Gross argues that this was a wrong turn for most applications. Not all applications - but most. The SPA architecture makes sense for Google Docs and Figma. It does not make sense for a blog, a CRUD admin panel, or an e-commerce checkout flow.

Hypermedia Systems - The Book

In 2023, Carson Gross, Adam Stepinski, and Deniz Aksimsek published Hypermedia Systems, a free online book that lays out the theoretical and practical foundations of Hypermedia-Driven Applications. The book covers:

• The history and theory of hypermedia (REST, HATEOAS, Roy Fielding's dissertation)
• Building a complete web application with HTMX and a Python backend
• Advanced HTMX patterns (active search, lazy loading, infinite scroll, real-time updates)
• Hypermedia APIs for mobile applications (Hyperview for React Native)
• When hypermedia is the right choice and when it is not

The book is available for free at hypermedia.systems and is the single best resource for understanding the philosophy behind HTMX. If you read one thing about HTMX beyond the docs, read this book.

The HOWL Stack

HOWL stands for Hypermedia On Whatever you'd Like. It is a tongue-in-cheek name for the architectural pattern of pairing HTMX with any server-side language and template engine. The point is that HTMX does not care what your backend is. Pick the language you are most productive in:

• Python: Django + HTMX, Flask + HTMX, FastAPI + HTMX
• Go: stdlib net/http + html/template, Echo + HTMX, Chi + HTMX
• Ruby: Rails + HTMX (or Hotwire, which shares similar ideas)
• PHP: Laravel + HTMX, Symfony + HTMX
• Java: Spring Boot + Thymeleaf + HTMX
• Rust: Axum + Askama + HTMX, Actix + Tera + HTMX
• .NET: Razor Pages + HTMX, Blazor + HTMX
• Elixir: Phoenix LiveView (similar philosophy, different implementation)

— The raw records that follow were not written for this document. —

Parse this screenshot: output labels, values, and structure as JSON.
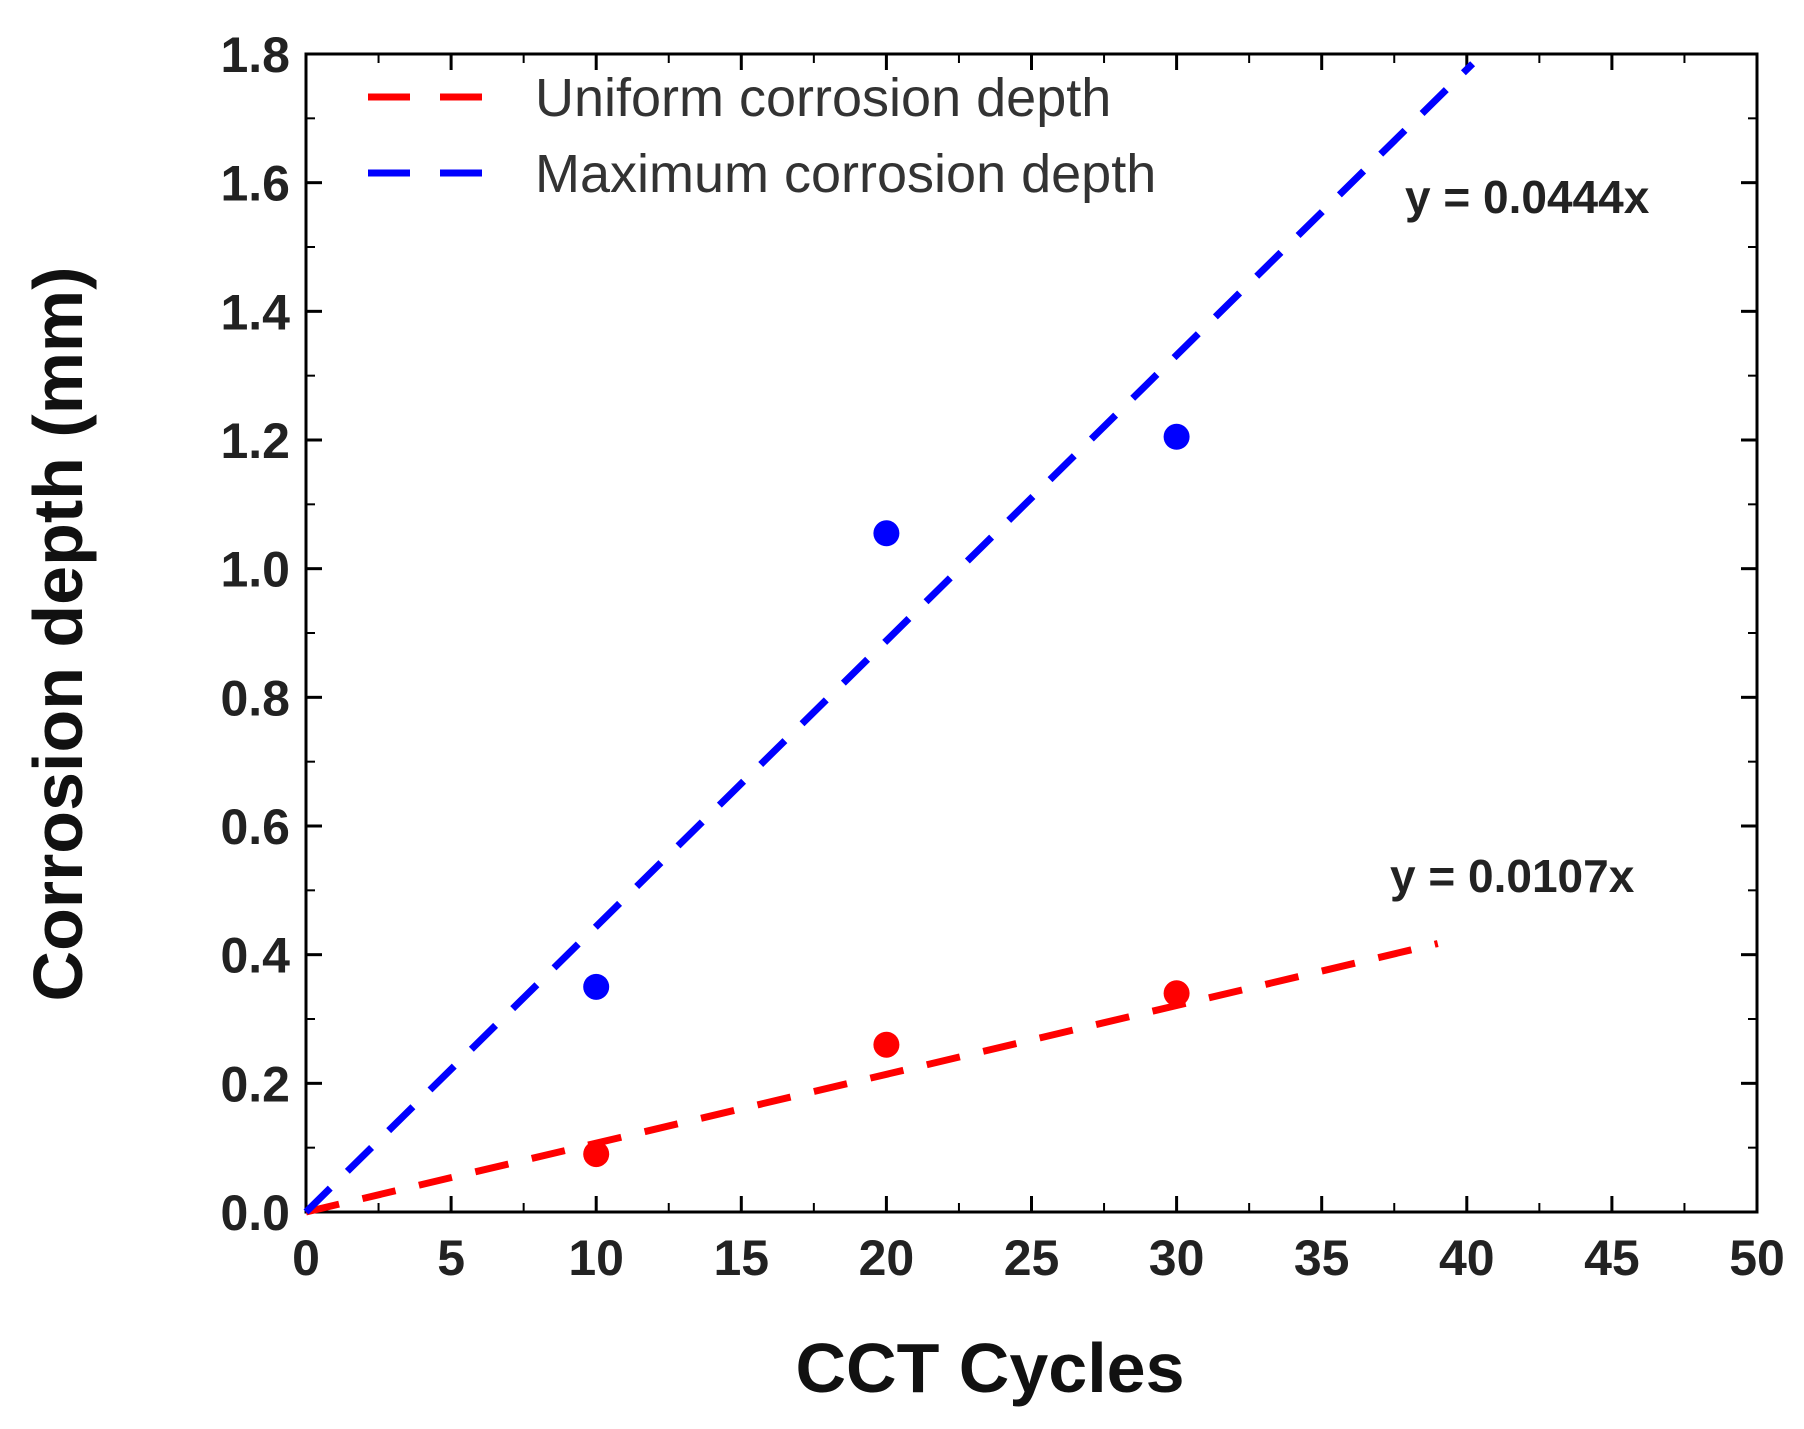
{
  "chart_data": {
    "type": "scatter",
    "title": "",
    "xlabel": "CCT Cycles",
    "ylabel": "Corrosion depth (mm)",
    "xlim": [
      0,
      50
    ],
    "ylim": [
      0,
      1.8
    ],
    "x_ticks": [
      0,
      5,
      10,
      15,
      20,
      25,
      30,
      35,
      40,
      45,
      50
    ],
    "x_tick_labels": [
      "0",
      "5",
      "10",
      "15",
      "20",
      "25",
      "30",
      "35",
      "40",
      "45",
      "50"
    ],
    "y_ticks": [
      0,
      0.2,
      0.4,
      0.6,
      0.8,
      1.0,
      1.2,
      1.4,
      1.6,
      1.8
    ],
    "y_tick_labels": [
      "0.0",
      "0.2",
      "0.4",
      "0.6",
      "0.8",
      "1.0",
      "1.2",
      "1.4",
      "1.6",
      "1.8"
    ],
    "grid": false,
    "legend_position": "top-left",
    "series": [
      {
        "name": "Uniform corrosion depth",
        "color": "#ff0000",
        "points": [
          {
            "x": 10,
            "y": 0.09
          },
          {
            "x": 20,
            "y": 0.26
          },
          {
            "x": 30,
            "y": 0.34
          }
        ],
        "fit": {
          "equation": "y = 0.0107x",
          "slope": 0.0107,
          "x_range": [
            0,
            39
          ]
        }
      },
      {
        "name": "Maximum corrosion depth",
        "color": "#0000ff",
        "points": [
          {
            "x": 10,
            "y": 0.35
          },
          {
            "x": 20,
            "y": 1.055
          },
          {
            "x": 30,
            "y": 1.205
          }
        ],
        "fit": {
          "equation": "y = 0.0444x",
          "slope": 0.0444,
          "x_range": [
            0,
            40.2
          ]
        }
      }
    ]
  }
}
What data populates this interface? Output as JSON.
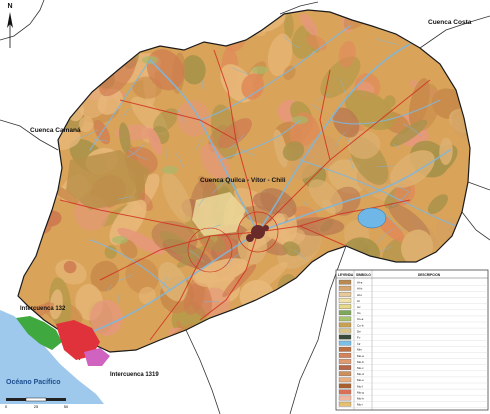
{
  "map": {
    "labels": {
      "cuenca_costa": "Cuenca Costa",
      "cuenca_camana": "Cuenca Camaná",
      "cuenca_central": "Cuenca Quilca - Vítor - Chili",
      "intercuenca_west": "Intercuenca 132",
      "intercuenca_south": "Intercuenca 1319",
      "ocean": "Océano Pacífico"
    },
    "north_arrow": {
      "letter": "N"
    },
    "scale_bar": {
      "labels": [
        "0",
        "25",
        "50"
      ]
    },
    "legend": {
      "headers": {
        "col1": "LEYENDA",
        "col2": "SIMBOLO",
        "col3": "DESCRIPCION"
      },
      "rows": [
        {
          "code": "Al-a",
          "swatch": "#b88a52",
          "desc": ""
        },
        {
          "code": "Al-b",
          "swatch": "#d6a66e",
          "desc": ""
        },
        {
          "code": "Al-c",
          "swatch": "#e8c99a",
          "desc": ""
        },
        {
          "code": "Ar",
          "swatch": "#f2e3a8",
          "desc": ""
        },
        {
          "code": "Av",
          "swatch": "#e6d98a",
          "desc": ""
        },
        {
          "code": "Cs",
          "swatch": "#7ea85a",
          "desc": ""
        },
        {
          "code": "Cs-a",
          "swatch": "#a8c46e",
          "desc": ""
        },
        {
          "code": "Co-b",
          "swatch": "#c8a050",
          "desc": ""
        },
        {
          "code": "De",
          "swatch": "#d9c48a",
          "desc": ""
        },
        {
          "code": "Fv",
          "swatch": "#3a4a38",
          "desc": ""
        },
        {
          "code": "Lg",
          "swatch": "#7ac0e8",
          "desc": ""
        },
        {
          "code": "Mm",
          "swatch": "#c07040",
          "desc": ""
        },
        {
          "code": "Mo-a",
          "swatch": "#d4845a",
          "desc": ""
        },
        {
          "code": "Mo-b",
          "swatch": "#e09a70",
          "desc": ""
        },
        {
          "code": "Mo-c",
          "swatch": "#b86848",
          "desc": ""
        },
        {
          "code": "Mo-d",
          "swatch": "#cc9060",
          "desc": ""
        },
        {
          "code": "Mo-e",
          "swatch": "#e8b080",
          "desc": ""
        },
        {
          "code": "Mo-f",
          "swatch": "#a86030",
          "desc": ""
        },
        {
          "code": "Mo-g",
          "swatch": "#d87058",
          "desc": ""
        },
        {
          "code": "Mo-h",
          "swatch": "#f0b8a0",
          "desc": ""
        },
        {
          "code": "Mo-i",
          "swatch": "#e6c070",
          "desc": ""
        }
      ]
    },
    "colors": {
      "ocean": "#9ec8ec",
      "land_outside": "#ffffff",
      "basin_tan": "#d9a35a",
      "basin_orange": "#e08a58",
      "basin_olive": "#b79a4a",
      "basin_salmon": "#e6987a",
      "river_blue": "#7fb6dc",
      "road_red": "#d03020",
      "boundary": "#222222",
      "lake": "#6fb7e6",
      "urban": "#6a2a2a",
      "coast_green": "#3fa83f",
      "coast_red": "#e0323a",
      "coast_magenta": "#d062c0"
    }
  }
}
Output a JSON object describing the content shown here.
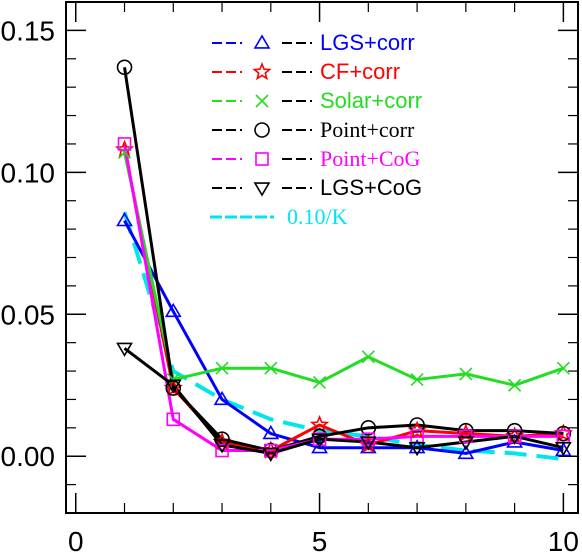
{
  "chart_data": {
    "type": "line",
    "title": "",
    "xlabel": "",
    "ylabel": "",
    "xlim": [
      -0.2,
      10.3
    ],
    "ylim": [
      -0.02,
      0.16
    ],
    "x_ticks": [
      0,
      5,
      10
    ],
    "x_tick_labels": [
      "0",
      "5",
      "10"
    ],
    "y_ticks": [
      0.0,
      0.05,
      0.1,
      0.15
    ],
    "y_tick_labels": [
      "0.00",
      "0.05",
      "0.10",
      "0.15"
    ],
    "grid": false,
    "legend_position": "top-right",
    "series": [
      {
        "name": "LGS+corr",
        "color": "#0000ff",
        "marker": "triangle",
        "x": [
          1,
          2,
          3,
          4,
          5,
          6,
          7,
          8,
          9,
          10
        ],
        "values": [
          0.083,
          0.051,
          0.02,
          0.008,
          0.003,
          0.003,
          0.003,
          0.001,
          0.005,
          0.002
        ]
      },
      {
        "name": "CF+corr",
        "color": "#ff0000",
        "marker": "star",
        "x": [
          1,
          2,
          3,
          4,
          5,
          6,
          7,
          8,
          9,
          10
        ],
        "values": [
          0.108,
          0.024,
          0.005,
          0.002,
          0.011,
          0.004,
          0.009,
          0.008,
          0.007,
          0.008
        ]
      },
      {
        "name": "Solar+corr",
        "color": "#22dd22",
        "marker": "x",
        "x": [
          1,
          2,
          3,
          4,
          5,
          6,
          7,
          8,
          9,
          10
        ],
        "values": [
          0.107,
          0.027,
          0.031,
          0.031,
          0.026,
          0.035,
          0.027,
          0.029,
          0.025,
          0.031
        ]
      },
      {
        "name": "Point+corr",
        "color": "#000000",
        "marker": "circle",
        "x": [
          1,
          2,
          3,
          4,
          5,
          6,
          7,
          8,
          9,
          10
        ],
        "values": [
          0.137,
          0.024,
          0.006,
          0.002,
          0.007,
          0.01,
          0.011,
          0.009,
          0.009,
          0.008
        ]
      },
      {
        "name": "Point+CoG",
        "color": "#ff00ff",
        "marker": "square",
        "x": [
          1,
          2,
          3,
          4,
          5,
          6,
          7,
          8,
          9,
          10
        ],
        "values": [
          0.11,
          0.013,
          0.002,
          0.002,
          0.006,
          0.006,
          0.007,
          0.007,
          0.007,
          0.007
        ]
      },
      {
        "name": "LGS+CoG",
        "color": "#000000",
        "marker": "triangle-down",
        "x": [
          1,
          2,
          3,
          4,
          5,
          6,
          7,
          8,
          9,
          10
        ],
        "values": [
          0.038,
          0.025,
          0.004,
          0.001,
          0.006,
          0.005,
          0.003,
          0.005,
          0.007,
          0.003
        ]
      },
      {
        "name": "0.10/K",
        "color": "#00e5ee",
        "marker": "none",
        "dashed_thick": true,
        "x": [
          1,
          2,
          3,
          4,
          5,
          6,
          7,
          8,
          9,
          10
        ],
        "values": [
          0.086,
          0.03,
          0.02,
          0.013,
          0.009,
          0.007,
          0.004,
          0.002,
          0.001,
          -0.001
        ]
      }
    ]
  }
}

The HOWL stack is a rejection of the idea that you need a specific frontend framework paired with a specific backend framework. You need a server that returns HTML and a browser that renders it. Everything else is a choice, not a requirement.

Where the Movement is Heading

The hypermedia movement is not trying to kill SPAs. It is trying to give developers permission to build simpler applications when simplicity is appropriate. The trajectory is clear:

• HTMX 4.0 will modernize the internals (fetch API, explicit inheritance) while keeping the same developer-facing simplicity
• Idiomorph is becoming the default morphing algorithm, making HTMX swaps smoother and more state-preserving
• Hyperview extends the hypermedia architecture to mobile apps via React Native
• Server-side frameworks are adding first-class HTMX support (Django, Spring Boot, Laravel)
• Hosting platforms are optimizing for server-rendered HTML (Fly.io, Railway, Render)

The web started as a hypermedia system. HTMX is making it practical to build modern, interactive applications using that original architecture. For the 80% of applications that do not need SPA complexity, that is a very good thing.